Barry felt his cock drop, heavy and full, into Ethan’s hands as he slid both his own hands down to cup Ethan’s ass. Before he thought about it at all he wrapped one of his legs around Ethan’s hips and Ethan picked him up and carried him to where he’d been standing before, slamming his body back against the wall with a force that made the air leave his lungs.
“Hah,” he tried to speak, “Hah, hahah.” When Ethan found his balls Barry smiled against the man’s skin, rubbing his cheek against the stubble he found, burying his face and allowing himself to be used.
Ethan was lifting him, pushing into him, and Barry felt Ethan’s cock nudging against his ass. Both Barry’s hands came up and caught Ethan’s face, almost slapping it and holding it firm.
“Condom, you cheating motherfucker,” Barry said through the lump in his throat. Ethan sagged against him, raising his head to plant a punishing kiss on Barry’s lips, and then, still more, far gentler, on his closed eyelids.
Barry slipped down as Ethan pulled gently away. His feet dropped to the floor. He held his breath, wondering for a moment, if he’d ruined everything, but Ethan merely dug a battered condom from his wallet and, tearing the plastic package open, placed it on the head of his dick. Once he rolled it down, he picked Barry back up again.
Tentatively Barry put his hands in Ethan’s dark hair. It had grown longer, and it was soft. Not a little dirty. Barry dug both hands in and stroked Ethan’s head, caressing and loving the man around whose hips he once again wrapped his legs.
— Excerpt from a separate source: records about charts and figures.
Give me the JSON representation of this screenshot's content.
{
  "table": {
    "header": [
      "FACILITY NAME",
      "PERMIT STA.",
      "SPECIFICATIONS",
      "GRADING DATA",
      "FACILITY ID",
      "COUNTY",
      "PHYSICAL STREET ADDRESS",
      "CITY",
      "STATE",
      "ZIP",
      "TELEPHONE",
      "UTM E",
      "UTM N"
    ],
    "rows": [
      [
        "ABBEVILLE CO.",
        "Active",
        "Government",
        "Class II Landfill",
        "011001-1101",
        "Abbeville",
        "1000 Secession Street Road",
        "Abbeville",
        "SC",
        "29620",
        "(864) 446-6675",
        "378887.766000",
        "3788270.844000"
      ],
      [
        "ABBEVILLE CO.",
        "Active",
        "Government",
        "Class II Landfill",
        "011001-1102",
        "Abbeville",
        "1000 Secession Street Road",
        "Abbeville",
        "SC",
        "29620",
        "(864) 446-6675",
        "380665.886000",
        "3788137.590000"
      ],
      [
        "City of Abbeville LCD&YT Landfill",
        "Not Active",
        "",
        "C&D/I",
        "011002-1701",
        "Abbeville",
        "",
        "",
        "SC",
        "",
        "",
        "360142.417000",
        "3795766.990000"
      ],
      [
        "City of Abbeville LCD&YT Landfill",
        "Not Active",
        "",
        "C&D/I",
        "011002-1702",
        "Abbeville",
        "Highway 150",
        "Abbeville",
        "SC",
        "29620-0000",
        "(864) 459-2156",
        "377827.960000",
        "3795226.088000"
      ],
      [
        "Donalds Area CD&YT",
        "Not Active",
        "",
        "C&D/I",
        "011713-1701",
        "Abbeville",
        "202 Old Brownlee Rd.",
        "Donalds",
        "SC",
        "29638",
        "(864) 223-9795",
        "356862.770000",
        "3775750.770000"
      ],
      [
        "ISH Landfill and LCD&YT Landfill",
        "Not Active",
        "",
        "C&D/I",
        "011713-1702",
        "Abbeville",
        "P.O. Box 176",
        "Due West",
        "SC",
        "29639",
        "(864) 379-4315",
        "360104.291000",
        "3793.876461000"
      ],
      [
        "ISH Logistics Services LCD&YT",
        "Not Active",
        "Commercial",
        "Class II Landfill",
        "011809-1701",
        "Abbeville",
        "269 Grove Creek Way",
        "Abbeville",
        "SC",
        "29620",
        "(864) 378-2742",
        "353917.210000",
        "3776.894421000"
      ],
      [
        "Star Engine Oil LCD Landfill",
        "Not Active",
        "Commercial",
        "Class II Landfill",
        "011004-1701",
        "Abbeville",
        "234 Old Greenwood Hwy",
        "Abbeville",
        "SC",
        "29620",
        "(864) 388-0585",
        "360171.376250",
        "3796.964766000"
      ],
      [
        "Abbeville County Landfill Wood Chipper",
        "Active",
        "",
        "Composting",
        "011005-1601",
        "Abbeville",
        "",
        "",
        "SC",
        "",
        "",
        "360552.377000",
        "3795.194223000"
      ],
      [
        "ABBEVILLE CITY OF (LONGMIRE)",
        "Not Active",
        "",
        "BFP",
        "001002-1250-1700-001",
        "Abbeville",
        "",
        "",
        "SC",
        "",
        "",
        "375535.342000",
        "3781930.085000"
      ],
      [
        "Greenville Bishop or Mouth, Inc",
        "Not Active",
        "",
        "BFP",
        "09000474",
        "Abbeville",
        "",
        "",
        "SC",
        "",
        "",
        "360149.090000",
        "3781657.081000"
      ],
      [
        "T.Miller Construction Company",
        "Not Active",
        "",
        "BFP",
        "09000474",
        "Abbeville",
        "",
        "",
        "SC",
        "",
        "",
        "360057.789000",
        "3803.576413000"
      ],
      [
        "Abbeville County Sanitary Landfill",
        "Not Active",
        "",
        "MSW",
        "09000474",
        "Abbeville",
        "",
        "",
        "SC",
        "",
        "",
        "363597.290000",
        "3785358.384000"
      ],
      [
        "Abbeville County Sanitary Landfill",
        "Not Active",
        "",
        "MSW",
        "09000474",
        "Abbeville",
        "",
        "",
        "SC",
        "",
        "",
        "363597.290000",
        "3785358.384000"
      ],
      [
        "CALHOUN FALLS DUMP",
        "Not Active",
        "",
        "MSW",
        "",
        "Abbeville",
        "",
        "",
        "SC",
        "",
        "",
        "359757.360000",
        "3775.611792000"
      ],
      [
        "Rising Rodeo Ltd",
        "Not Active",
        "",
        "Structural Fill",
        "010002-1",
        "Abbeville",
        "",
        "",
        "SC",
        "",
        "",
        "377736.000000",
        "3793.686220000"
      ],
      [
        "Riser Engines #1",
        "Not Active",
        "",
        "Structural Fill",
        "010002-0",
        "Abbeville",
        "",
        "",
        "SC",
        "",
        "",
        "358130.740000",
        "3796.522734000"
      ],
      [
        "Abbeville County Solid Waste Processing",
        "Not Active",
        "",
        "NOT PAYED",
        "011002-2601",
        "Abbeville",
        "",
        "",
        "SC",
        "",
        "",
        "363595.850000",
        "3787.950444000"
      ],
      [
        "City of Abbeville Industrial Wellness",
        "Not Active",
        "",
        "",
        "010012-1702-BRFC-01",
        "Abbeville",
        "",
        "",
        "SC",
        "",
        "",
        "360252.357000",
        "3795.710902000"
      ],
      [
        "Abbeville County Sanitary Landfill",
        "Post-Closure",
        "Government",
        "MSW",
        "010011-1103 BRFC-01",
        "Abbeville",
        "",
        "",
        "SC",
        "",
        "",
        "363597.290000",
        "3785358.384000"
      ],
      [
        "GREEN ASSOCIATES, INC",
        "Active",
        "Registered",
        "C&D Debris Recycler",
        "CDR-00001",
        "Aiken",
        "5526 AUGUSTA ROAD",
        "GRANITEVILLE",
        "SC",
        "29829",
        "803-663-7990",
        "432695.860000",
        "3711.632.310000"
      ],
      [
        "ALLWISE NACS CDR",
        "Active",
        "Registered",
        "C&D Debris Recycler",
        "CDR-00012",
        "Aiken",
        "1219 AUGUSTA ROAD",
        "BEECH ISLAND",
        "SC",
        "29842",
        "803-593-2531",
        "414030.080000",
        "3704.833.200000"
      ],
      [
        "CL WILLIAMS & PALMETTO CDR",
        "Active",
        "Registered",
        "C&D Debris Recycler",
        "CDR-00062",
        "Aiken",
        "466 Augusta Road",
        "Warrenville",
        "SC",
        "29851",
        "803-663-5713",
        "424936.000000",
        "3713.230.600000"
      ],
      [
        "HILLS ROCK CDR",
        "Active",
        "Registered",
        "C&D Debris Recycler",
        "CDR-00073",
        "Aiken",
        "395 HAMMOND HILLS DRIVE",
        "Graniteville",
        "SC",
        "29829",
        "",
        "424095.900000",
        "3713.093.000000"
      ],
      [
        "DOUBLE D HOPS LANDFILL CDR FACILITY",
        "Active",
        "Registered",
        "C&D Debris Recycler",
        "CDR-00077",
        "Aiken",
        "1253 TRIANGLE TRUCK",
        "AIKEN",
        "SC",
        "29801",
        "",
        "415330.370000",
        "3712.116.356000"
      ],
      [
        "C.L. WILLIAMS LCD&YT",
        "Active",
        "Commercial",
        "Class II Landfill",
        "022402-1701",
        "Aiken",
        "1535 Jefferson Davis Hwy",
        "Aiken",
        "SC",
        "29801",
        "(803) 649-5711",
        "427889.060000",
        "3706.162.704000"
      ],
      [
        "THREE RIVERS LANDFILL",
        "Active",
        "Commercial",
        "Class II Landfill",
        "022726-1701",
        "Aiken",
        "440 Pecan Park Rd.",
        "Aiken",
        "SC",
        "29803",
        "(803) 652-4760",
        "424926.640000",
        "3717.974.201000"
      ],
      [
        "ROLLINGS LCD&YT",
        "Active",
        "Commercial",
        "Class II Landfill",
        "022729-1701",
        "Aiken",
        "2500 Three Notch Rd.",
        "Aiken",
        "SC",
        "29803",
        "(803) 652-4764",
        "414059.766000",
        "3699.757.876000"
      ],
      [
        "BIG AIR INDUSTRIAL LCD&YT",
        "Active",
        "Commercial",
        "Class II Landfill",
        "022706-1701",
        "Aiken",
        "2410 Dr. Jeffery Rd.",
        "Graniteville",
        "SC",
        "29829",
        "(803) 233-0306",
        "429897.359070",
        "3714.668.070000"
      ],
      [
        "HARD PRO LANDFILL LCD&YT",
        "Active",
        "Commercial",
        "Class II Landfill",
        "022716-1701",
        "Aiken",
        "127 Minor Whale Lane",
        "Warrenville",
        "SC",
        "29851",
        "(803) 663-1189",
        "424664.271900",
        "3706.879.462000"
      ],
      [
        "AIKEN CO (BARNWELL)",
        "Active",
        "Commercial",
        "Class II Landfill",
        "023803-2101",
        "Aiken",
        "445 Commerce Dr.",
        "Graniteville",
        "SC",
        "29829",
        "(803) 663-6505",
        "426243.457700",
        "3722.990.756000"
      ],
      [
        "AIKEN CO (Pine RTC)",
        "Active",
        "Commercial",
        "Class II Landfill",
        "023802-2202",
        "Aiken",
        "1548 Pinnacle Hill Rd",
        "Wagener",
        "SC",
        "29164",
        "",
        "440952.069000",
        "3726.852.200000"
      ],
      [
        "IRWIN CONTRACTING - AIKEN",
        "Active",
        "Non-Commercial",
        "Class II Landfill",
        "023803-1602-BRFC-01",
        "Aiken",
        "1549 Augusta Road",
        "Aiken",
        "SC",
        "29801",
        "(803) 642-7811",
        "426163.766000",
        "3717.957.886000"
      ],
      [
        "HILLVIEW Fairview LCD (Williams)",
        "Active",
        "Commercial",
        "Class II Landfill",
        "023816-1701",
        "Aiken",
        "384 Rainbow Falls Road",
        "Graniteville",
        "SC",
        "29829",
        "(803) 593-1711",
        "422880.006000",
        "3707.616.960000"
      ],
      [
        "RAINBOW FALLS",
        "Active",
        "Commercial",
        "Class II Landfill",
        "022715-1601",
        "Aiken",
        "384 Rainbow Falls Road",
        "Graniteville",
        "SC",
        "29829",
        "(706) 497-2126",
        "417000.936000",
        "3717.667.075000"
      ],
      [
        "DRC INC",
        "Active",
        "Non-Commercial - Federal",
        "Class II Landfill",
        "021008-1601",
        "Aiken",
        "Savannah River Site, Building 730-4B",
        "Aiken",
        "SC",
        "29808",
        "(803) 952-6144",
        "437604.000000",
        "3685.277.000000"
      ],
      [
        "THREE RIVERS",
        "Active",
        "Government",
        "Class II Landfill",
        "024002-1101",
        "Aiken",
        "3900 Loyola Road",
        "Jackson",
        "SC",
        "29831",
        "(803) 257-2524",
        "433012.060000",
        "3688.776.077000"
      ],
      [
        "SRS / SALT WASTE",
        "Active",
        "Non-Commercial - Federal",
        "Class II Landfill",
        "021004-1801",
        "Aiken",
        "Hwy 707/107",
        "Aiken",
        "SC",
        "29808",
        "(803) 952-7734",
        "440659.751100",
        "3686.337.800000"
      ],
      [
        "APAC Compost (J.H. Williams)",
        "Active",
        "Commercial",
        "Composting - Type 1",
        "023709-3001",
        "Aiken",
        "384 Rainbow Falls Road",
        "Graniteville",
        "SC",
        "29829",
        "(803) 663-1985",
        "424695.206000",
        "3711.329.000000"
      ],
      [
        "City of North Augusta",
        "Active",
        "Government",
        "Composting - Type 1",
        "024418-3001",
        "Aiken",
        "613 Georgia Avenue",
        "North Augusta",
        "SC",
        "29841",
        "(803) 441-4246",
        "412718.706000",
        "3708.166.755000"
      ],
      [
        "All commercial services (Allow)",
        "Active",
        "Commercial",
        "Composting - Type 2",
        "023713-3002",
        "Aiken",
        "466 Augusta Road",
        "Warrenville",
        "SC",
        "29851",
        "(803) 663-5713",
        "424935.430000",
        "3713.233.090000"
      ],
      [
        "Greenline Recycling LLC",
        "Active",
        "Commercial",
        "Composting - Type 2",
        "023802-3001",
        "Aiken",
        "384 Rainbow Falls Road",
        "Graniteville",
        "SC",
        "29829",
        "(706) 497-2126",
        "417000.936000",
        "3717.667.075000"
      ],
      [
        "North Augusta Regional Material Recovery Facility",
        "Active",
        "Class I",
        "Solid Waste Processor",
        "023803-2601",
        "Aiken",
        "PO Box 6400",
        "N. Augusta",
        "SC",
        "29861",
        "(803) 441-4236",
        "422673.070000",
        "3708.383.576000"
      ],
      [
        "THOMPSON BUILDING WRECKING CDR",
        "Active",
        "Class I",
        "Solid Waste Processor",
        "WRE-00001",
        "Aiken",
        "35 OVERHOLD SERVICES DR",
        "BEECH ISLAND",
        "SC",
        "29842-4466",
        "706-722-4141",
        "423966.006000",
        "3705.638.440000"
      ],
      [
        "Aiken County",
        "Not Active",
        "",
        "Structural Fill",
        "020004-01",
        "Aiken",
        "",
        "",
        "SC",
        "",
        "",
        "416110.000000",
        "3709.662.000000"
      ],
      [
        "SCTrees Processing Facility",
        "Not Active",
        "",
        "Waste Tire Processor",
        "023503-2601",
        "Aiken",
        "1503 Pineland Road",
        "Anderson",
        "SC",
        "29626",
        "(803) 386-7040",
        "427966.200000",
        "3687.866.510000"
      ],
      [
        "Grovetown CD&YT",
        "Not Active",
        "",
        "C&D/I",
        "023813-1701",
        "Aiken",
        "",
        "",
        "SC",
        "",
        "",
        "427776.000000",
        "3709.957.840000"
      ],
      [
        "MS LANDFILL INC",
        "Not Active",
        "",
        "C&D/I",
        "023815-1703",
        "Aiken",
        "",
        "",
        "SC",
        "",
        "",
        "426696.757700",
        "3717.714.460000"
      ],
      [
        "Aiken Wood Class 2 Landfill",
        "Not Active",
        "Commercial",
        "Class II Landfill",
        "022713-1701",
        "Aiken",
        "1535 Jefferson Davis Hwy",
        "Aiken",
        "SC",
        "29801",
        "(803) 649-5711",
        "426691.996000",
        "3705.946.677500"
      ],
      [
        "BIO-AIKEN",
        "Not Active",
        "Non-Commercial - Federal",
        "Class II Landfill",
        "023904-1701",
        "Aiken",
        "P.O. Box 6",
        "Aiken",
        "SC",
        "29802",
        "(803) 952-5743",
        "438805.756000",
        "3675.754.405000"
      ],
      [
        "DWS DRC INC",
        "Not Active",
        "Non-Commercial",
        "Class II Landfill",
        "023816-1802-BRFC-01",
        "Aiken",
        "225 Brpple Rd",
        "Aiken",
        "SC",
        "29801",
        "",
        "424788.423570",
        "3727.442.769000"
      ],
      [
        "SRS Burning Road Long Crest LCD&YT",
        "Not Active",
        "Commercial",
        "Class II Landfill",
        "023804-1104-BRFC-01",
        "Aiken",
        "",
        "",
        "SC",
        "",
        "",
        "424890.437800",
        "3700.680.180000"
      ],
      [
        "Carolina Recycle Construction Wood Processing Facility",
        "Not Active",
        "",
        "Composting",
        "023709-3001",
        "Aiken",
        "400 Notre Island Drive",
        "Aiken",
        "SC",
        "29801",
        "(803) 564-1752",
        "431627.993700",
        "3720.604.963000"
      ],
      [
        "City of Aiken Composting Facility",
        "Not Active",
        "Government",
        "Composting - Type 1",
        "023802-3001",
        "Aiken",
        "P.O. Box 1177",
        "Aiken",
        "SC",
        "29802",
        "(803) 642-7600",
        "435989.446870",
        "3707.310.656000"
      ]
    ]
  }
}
He hung on like a limpet, his feet sliding a little, and he opened up, presenting himself more fully to Ethan, allowing access to his balls, the delicate skin behind them, and the puckered hole Ethan’s questing finger was exploring.
Ethan’s hands and lips moved on Barry, demanding a response, rocketing him into some kind of electric space where all that existed was pleasure and not a little pain, the good kind, the kind that filled and stretched him. Pain that pushed him until he had to remove his hands from Ethan’s hair to hide his burning face. Barry came around Ethan’s cock and all over his belly. Once released, his knees buckled and he slid down the wall. Ethan responded first by pulling Barry to his feet, then by pulling him to the bedroom. They stayed there, except for answering the door for food deliveries, for six days.